Department of Pathology, School of Medicine and Health Sciences, University of North Dakota, Grand Forks, ND, USA.
Cancer Cell Int. 2011 Feb 8;11(1):2. doi: 10.1186/1475-2867-11-2.
Studies have shown that metallothionein 3 (MT-3) is not expressed in normal urothelium or in the UROtsa cell line, but is expressed in urothelial cancer and in tumors generated from the UROtsa cells that have been transformed by cadmium (Cd+2) or arsenite (As+3).The present study had two major goals. One, to determine if epigenetic modifications control urothelial MT-3 gene expression and if regulation is altered by malignant transformation by Cd+2 or As+3. Two, to determine if MT-3 expression might translate clinically as a biomarker for malignant urothelial cells released into the urine.
The histone deacetylase inhibitor MS-275 induced MT-3 mRNA expression in both parental UROtsa cells and their transformed counterparts. The demethylating agent, 5-Aza-2'-deoxycytidine (5-AZC) had no effect on MT-3 mRNA expression. ChIP analysis showed that metal-responsive transformation factor-1 (MTF-1) binding to metal response elements (MRE) elements of the MT-3 promoter was restricted in parental UROtsa cells, but MTF-1 binding to the MREs was unrestricted in the transformed cell lines.
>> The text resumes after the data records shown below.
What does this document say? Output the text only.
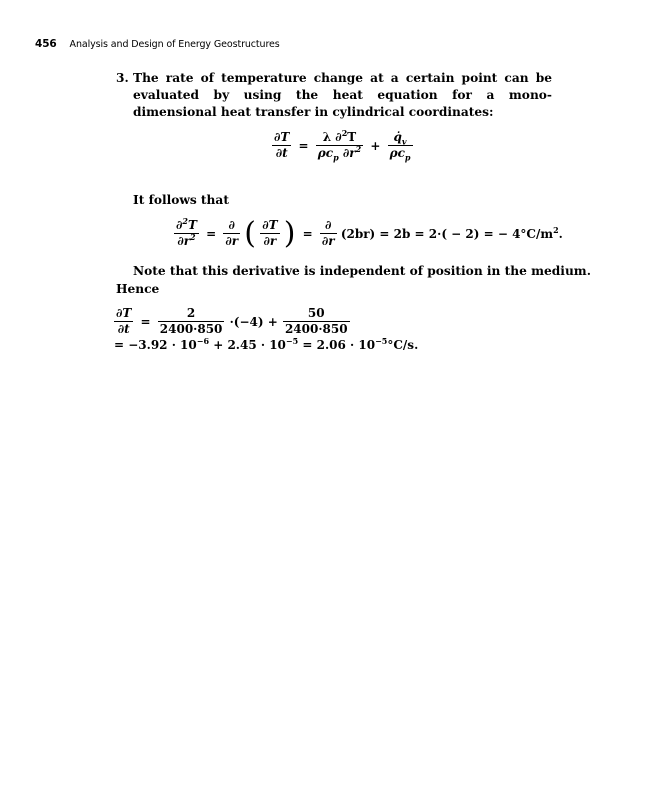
456 Analysis and Design of Energy Geostructures
3. The rate of temperature change at a certain point can be evaluated by using the heat equation for a mono-dimensional heat transfer in cylindrical coordinates:
$\frac{\partial T}{\partial t} = \frac{\lambda \partial^2T}{\rho c_p \partial r^2} + \frac{q̇_v}{\rho c_p}$
It follows that
$\frac{\partial^2T}{\partial r^2} = \frac{\partial}{\partial r}$ ( $\frac{\partial T}{\partial r}$ ) = $\frac{\partial}{\partial r} (2br) = 2b = 2\cdot( - 2)$ = − $4^\circ C/m^2$.
Note that this derivative is independent of position in the medium.
Hence
$\frac{\partial T}{\partial t} = \frac{2}{2400\cdot 850} \cdot(-4) + \frac{50}{2400\cdot 850}$
= $-3.92 \cdot 10^{-6} + 2.45 \cdot 10^{-5} = 2.06 \cdot 10^{-5}^\circ C/s$.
Histone modifications at acetyl H4, trimethyl H3K4, trimethyl H3K27, and trimethyl H3K9 were compared between the parental and transformed cell lines in the presence and absence of MS-275. The pattern of histone modifications suggested that the MT-3 promoter in the Cd+2 and As+3 transformed cells has gained bivalent chromatin structure, having elements of being "transcriptionally repressed" and "transcription ready", when compared to parental cells. An analysis of MT-3 staining in urinary cytologies showed that a subset of both active and non-active patients with urothelial cancer shed positive cells in their urine, but that control patients only rarely shed MT-3 positive cells.
The MT-3 gene is silenced in non-transformed urothelial cells by a mechanism involving histone modification of the MT-3 promoter. In contrast, transformation of the urothelial cells with either Cd+2 or As+3 modified the chromatin of the MT-3 promoter to a bivalent state of promoter readiness. Urinary cytology for MT-3 positive cells would not improve the diagnosis of urothelial cancer, but might have potential as a biomarker for tumor progression.
研究表明,金属硫蛋白 3(MT-3)在正常尿路上皮或 UROtsa 细胞系中不表达,但在膀胱癌和由镉(Cd+2)或亚砷酸盐(As+3)转化的 UROtsa 细胞生成的肿瘤中表达。本研究有两个主要目标。一是确定表观遗传修饰是否控制尿路上皮 MT-3 基因的表达,以及 Cd+2 或 As+3 引起的恶性转化是否改变了这种调节。二是确定 MT-3 表达是否可能作为释放到尿液中的恶性尿路上皮细胞的临床生物标志物进行翻译。
组蛋白去乙酰化酶抑制剂 MS-275 诱导亲本 UROtsa 细胞及其转化对应物的 MT-3 mRNA 表达。去甲基化剂 5-氮杂-2'-脱氧胞苷(5-AZC)对 MT-3 mRNA 表达没有影响。ChIP 分析表明,金属反应性转化因子-1(MTF-1)与 MT-3 启动子的金属反应元件(MRE)结合在亲本 UROtsa 细胞中受到限制,但在转化细胞系中 MTF-1 与 MRE 的结合不受限制。在存在和不存在 MS-275 的情况下,比较了亲本和转化细胞系之间乙酰化 H4、三甲基 H3K4、三甲基 H3K27 和三甲基 H3K9 组蛋白修饰的模式。与亲本细胞相比,Cd+2 和 As+3 转化细胞中的 MT-3 启动子的组蛋白修饰模式表明,该启动子具有“转录抑制”和“转录准备”的特征,获得了双价染色质结构。尿细胞学中 MT-3 染色的分析表明,患有膀胱癌的活跃和非活跃患者的亚群在尿液中脱落阳性细胞,但对照患者很少脱落 MT-3 阳性细胞。
非转化尿路上皮细胞中的 MT-3 基因通过涉及 MT-3 启动子组蛋白修饰的机制被沉默。相比之下,用 Cd+2 或 As+3 转化尿路上皮细胞会将 MT-3 启动子的染色质修饰为启动子准备的双价状态。尿细胞学中 MT-3 阳性细胞的检测不会提高膀胱癌的诊断,但可能作为肿瘤进展的生物标志物具有潜力。